Evening, morning, and noon I cry out in distress, and he hears my voice.” The writer of the Psalm turns to God. The usual times of prayer were morning, noon, and evening. He shows up very faithfully and prays to God. He doesn’t skip prayer; he gets on his knees before the Lord over and over. And God saves him. He cries in distress, and the Lord hears his voice.
Verse 22 is the throwing part:” Cast your cares on the Lord and he will sustain you; he will never let the righteous be shaken.” Don’t hold your feelings in, don’t ignore them. Instead, throw your worries over to the Lord, and he will help you keep on keeping on. He will save you. Your disappointment has to go somewhere; God can take what you throw at him. i
There are people here today who have done this: taken anxiety, distress, anger, fears, and tears to God. They cast their cares on the Lord, and He helps them, He saves them.
How does God save us? He humbles us. When you take your cares to God, the first remarkable thing God does isn’t with your spouse. It’s with you. You learn that marriage isn’t about you getting all that you wish for. Your spouse is not a genie in a bottle. Marriage is about love, compassion, caring for your partner as much as yourself. God humbles us. We may realize we have been trying to get something out of our spouse that they were never made to give.
As we take all our feelings to God and pray, pray, pray, we might discover we can let go of some of the things in our box. I told you how disappointed I was in our first year of marriage with my birthday. My mom threw big birthday parties when I was kid, and I expected something like that. I have since learned I can let go of that dream. It’s ok. Or if I do want a party, I can talk with Kevin about what I want.
My challenge for you this week is to ask yourself: Do you need to unload your feelings about this box and your relationship? Start with your Father in heaven. Don’t be polite. Be honest. Throw all your feelings over to God. Cast your cares on him because he cares for you.

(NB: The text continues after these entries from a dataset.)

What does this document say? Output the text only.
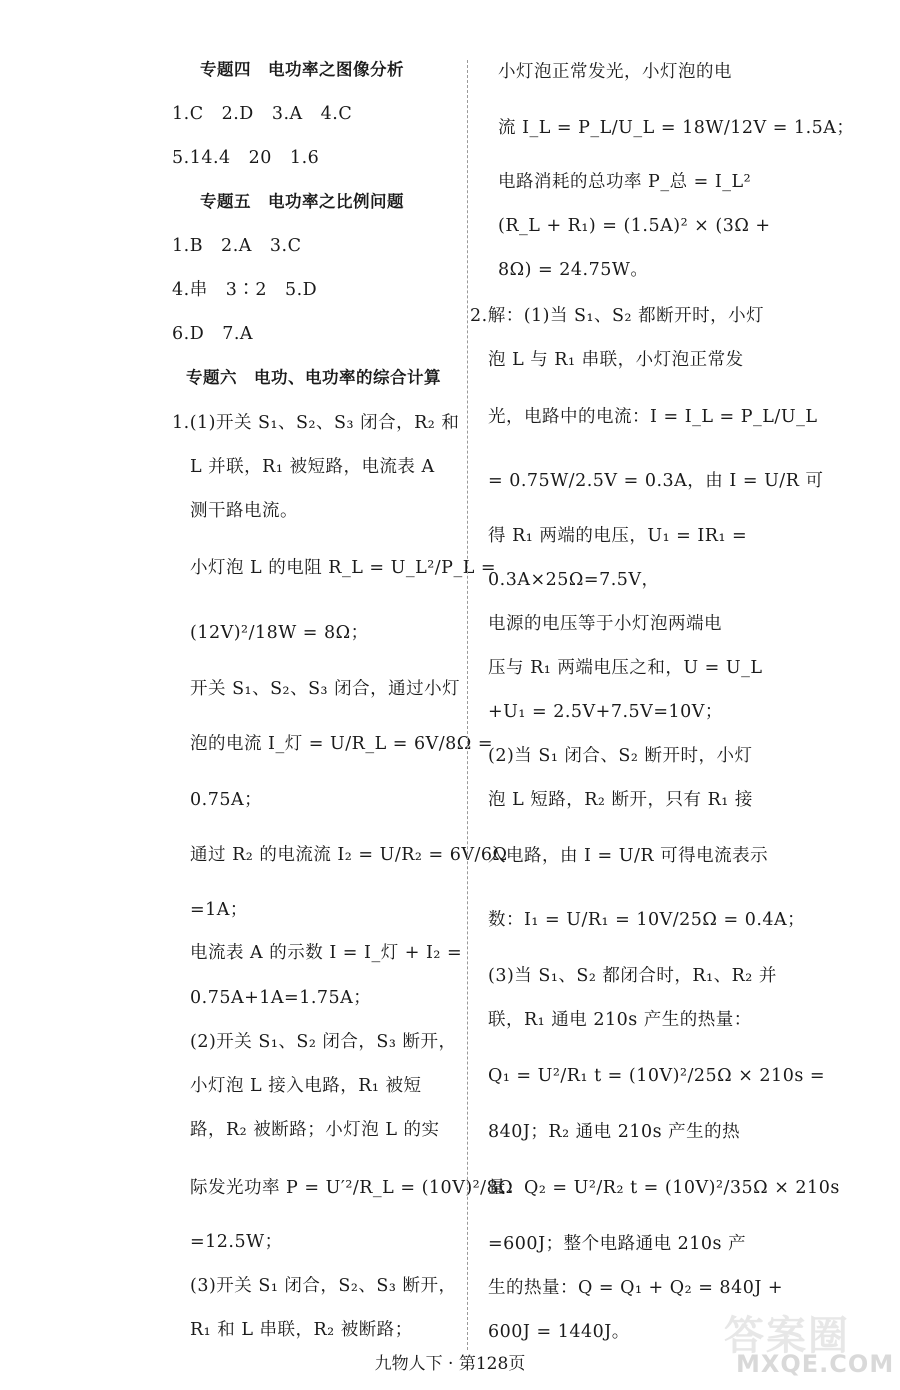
专题四　电功率之图像分析
1.C　2.D　3.A　4.C
5.14.4　20　1.6
专题五　电功率之比例问题
1.B　2.A　3.C
4.串　3∶2　5.D
6.D　7.A
专题六　电功、电功率的综合计算
1.(1)开关 S₁、S₂、S₃ 闭合，R₂ 和
　L 并联，R₁ 被短路，电流表 A
　测干路电流。
　小灯泡 L 的电阻 R_L = U_L²/P_L =
　(12V)²/18W = 8Ω；
　开关 S₁、S₂、S₃ 闭合，通过小灯
　泡的电流 I_灯 = U/R_L = 6V/8Ω =
　0.75A；
　通过 R₂ 的电流流 I₂ = U/R₂ = 6V/6Ω
　=1A；
　电流表 A 的示数 I = I_灯 + I₂ =
　0.75A+1A=1.75A；
　(2)开关 S₁、S₂ 闭合，S₃ 断开，
　小灯泡 L 接入电路，R₁ 被短
　路，R₂ 被断路；小灯泡 L 的实
　际发光功率 P = U′²/R_L = (10V)²/8Ω
　=12.5W；
　(3)开关 S₁ 闭合，S₂、S₃ 断开，
　R₁ 和 L 串联，R₂ 被断路；
小灯泡正常发光，小灯泡的电
流 I_L = P_L/U_L = 18W/12V = 1.5A；
电路消耗的总功率 P_总 = I_L²
(R_L + R₁) = (1.5A)² × (3Ω +
8Ω) = 24.75W。
2.解：(1)当 S₁、S₂ 都断开时，小灯
　泡 L 与 R₁ 串联，小灯泡正常发
　光，电路中的电流：I = I_L = P_L/U_L
　= 0.75W/2.5V = 0.3A，由 I = U/R 可
　得 R₁ 两端的电压，U₁ = IR₁ =
　0.3A×25Ω=7.5V，
　电源的电压等于小灯泡两端电
　压与 R₁ 两端电压之和，U = U_L
　+U₁ = 2.5V+7.5V=10V；
　(2)当 S₁ 闭合、S₂ 断开时，小灯
　泡 L 短路，R₂ 断开，只有 R₁ 接
　入电路，由 I = U/R 可得电流表示
　数：I₁ = U/R₁ = 10V/25Ω = 0.4A；
　(3)当 S₁、S₂ 都闭合时，R₁、R₂ 并
　联，R₁ 通电 210s 产生的热量：
　Q₁ = U²/R₁ t = (10V)²/25Ω × 210s =
　840J；R₂ 通电 210s 产生的热
　量：Q₂ = U²/R₂ t = (10V)²/35Ω × 210s
　=600J；整个电路通电 210s 产
　生的热量：Q = Q₁ + Q₂ = 840J +
　600J = 1440J。
九物人下 · 第128页
答案圈
MXQE.COM
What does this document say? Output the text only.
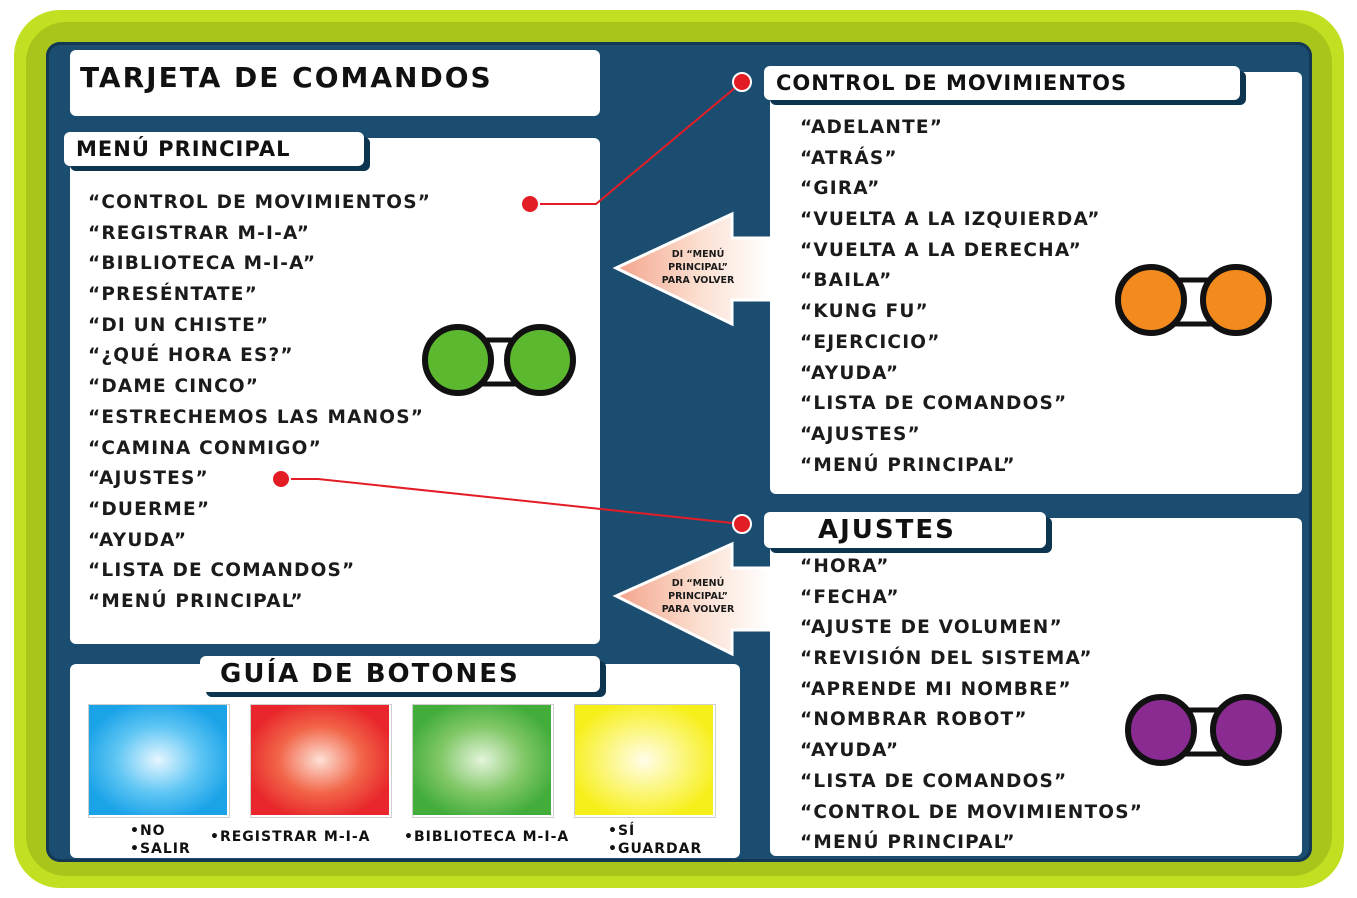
TARJETA DE COMANDOS
MENÚ PRINCIPAL
“CONTROL DE MOVIMIENTOS”
“REGISTRAR M-I-A”
“BIBLIOTECA M-I-A”
“PRESÉNTATE”
“DI UN CHISTE”
“¿QUÉ HORA ES?”
“DAME CINCO”
“ESTRECHEMOS LAS MANOS”
“CAMINA CONMIGO”
“AJUSTES”
“DUERME”
“AYUDA”
“LISTA DE COMANDOS”
“MENÚ PRINCIPAL”
CONTROL DE MOVIMIENTOS
“ADELANTE”
“ATRÁS”
“GIRA”
“VUELTA A LA IZQUIERDA”
“VUELTA A LA DERECHA”
“BAILA”
“KUNG FU”
“EJERCICIO”
“AYUDA”
“LISTA DE COMANDOS”
“AJUSTES”
“MENÚ PRINCIPAL”
AJUSTES
“HORA”
“FECHA”
“AJUSTE DE VOLUMEN”
“REVISIÓN DEL SISTEMA”
“APRENDE MI NOMBRE”
“NOMBRAR ROBOT”
“AYUDA”
“LISTA DE COMANDOS”
“CONTROL DE MOVIMIENTOS”
“MENÚ PRINCIPAL”
GUÍA DE BOTONES
•NO
•SALIR
•REGISTRAR M-I-A •BIBLIOTECA M-I-A	•SÍ
•GUARDAR
DI “MENÚ
PRINCIPAL”
PARA VOLVER
DI “MENÚ
PRINCIPAL”
PARA VOLVER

One of the hardest things when someone yells at you, or insults you is to reply: “Thank you for sharing with me what’s inside of you.” That’s hard. Some people can do it, but I can’t. It’s hard for a spouse if you throw every feeling you have at them. But it’s easy for God to take your anger or any feelings you have. You can bring anything to God. If it’s important to you, it’s important to your Father in heaven. Your disappointment has to go somewhere; God can take what you throw at him. Cast all your anxiety on the Lord, because he cares for you. And over time, you and your spouse may find that what you both REALLY want is the same thing: to be happy together. Amen.